II.  -  Sur l’article 32 de la loi

    Les auteurs de la saisine ne peuvent que constater avec le Gouvernement que les carrières féminines sont affectées par les interruptions d’activités liées à l’éducation des enfants et ne peuvent que soutenir tout dispositif tendant à prendre en compte, au titre des bonifications, les années passées à cette éducation.
    Contrairement à ce que laissent malicieusement entendre les observations du Gouvernement, la critique de cet article ne tend pas à supprimer cet avantage pour les femmes, mais à faire en sorte que, bien au contraire, dans le souci de favoriser une égalité réelle, les hommes faisant le choix d’élever leurs enfants, au détriment de la continuité de leur carrière, puissent bénéficier de ce même droit.
    C’est pourquoi, l’objet de la saisine sur ce point ne vise pas à l’invalidation de la disposition en cause (décision du 3 avril 2003, citée dans la saisine, décision no 2001-453 du 18 décembre 2001, cons. 76 et 77), mais à ce qu’à travers une réserve d’interprétation constructive et audacieuse, il soit indiqué que toute année consacrée par un homme pour assurer l’éducation des enfants soit prise également en compte au titre de ces bonifications.
    En effet, l’égalité entre les femmes et les hommes suppose que soit enfin réalisée l’égalité domestique y compris dans les choix professionnels.
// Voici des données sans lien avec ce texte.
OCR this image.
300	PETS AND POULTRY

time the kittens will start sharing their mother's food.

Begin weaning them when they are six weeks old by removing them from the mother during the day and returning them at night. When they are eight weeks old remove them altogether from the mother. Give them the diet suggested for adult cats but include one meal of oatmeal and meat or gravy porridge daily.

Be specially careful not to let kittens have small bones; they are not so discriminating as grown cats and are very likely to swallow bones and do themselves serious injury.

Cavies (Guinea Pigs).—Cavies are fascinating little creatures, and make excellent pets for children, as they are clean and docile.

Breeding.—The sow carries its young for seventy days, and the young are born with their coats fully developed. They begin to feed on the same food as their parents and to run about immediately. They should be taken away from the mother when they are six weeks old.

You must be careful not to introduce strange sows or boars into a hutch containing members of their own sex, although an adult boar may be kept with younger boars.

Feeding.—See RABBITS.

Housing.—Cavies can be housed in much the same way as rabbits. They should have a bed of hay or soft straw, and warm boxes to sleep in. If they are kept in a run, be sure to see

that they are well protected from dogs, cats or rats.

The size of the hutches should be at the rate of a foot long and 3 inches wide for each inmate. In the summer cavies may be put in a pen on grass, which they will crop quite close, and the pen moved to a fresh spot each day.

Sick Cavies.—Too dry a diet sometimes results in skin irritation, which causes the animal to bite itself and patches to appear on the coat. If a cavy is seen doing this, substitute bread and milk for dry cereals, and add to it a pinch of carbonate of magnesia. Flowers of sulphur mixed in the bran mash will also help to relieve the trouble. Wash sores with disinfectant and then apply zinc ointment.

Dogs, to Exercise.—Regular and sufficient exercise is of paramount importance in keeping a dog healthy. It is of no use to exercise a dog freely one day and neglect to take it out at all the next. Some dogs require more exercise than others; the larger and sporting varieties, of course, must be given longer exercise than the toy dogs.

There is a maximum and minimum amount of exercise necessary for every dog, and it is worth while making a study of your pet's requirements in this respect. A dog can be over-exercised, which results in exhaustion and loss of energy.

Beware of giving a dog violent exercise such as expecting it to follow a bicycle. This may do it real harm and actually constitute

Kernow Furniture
Il serait donc particulièrement positif que la loi rende possible pour tous les couples, le libre choix pour chaque parent, femme ou homme, d’interrompre sa carrière au profit de l’éducation des enfants. Il n’y a aucune raison que persiste une contrainte pesant, à cet égard, sur les seules femmes. Pour mettre un terme à l’inégalité de fait que relève le Gouvernement, chiffres de l’INSEE à l’appui, il y a le mécanisme compensateur prévu par cet article 32 pour les seules femmes.
    Il y a, également, l’application de ce mécanisme aux hommes qui feraient le choix d’interrompre leur carrière afin d’assurer l’éducation de leurs enfants.
    L’égalité entre les femmes et les hommes doit se garder de tout dispositif qui, précisément, fige des situations inégalitaires, mais, au contraire, doit s’entendre de dispositifs qui rendent possible une organisation de la société où les contraintes familiales ne pèsent plus exclusivement sur les femmes. Les jurisprudences de la Cour de justice des Communautés européennes comme du Conseil d’Etat ont montré la voie à suivre en matière de pensions de fonctionnaires. Il serait dommageable que la même évolution ne soit pas possible pour l’ensemble des salariés.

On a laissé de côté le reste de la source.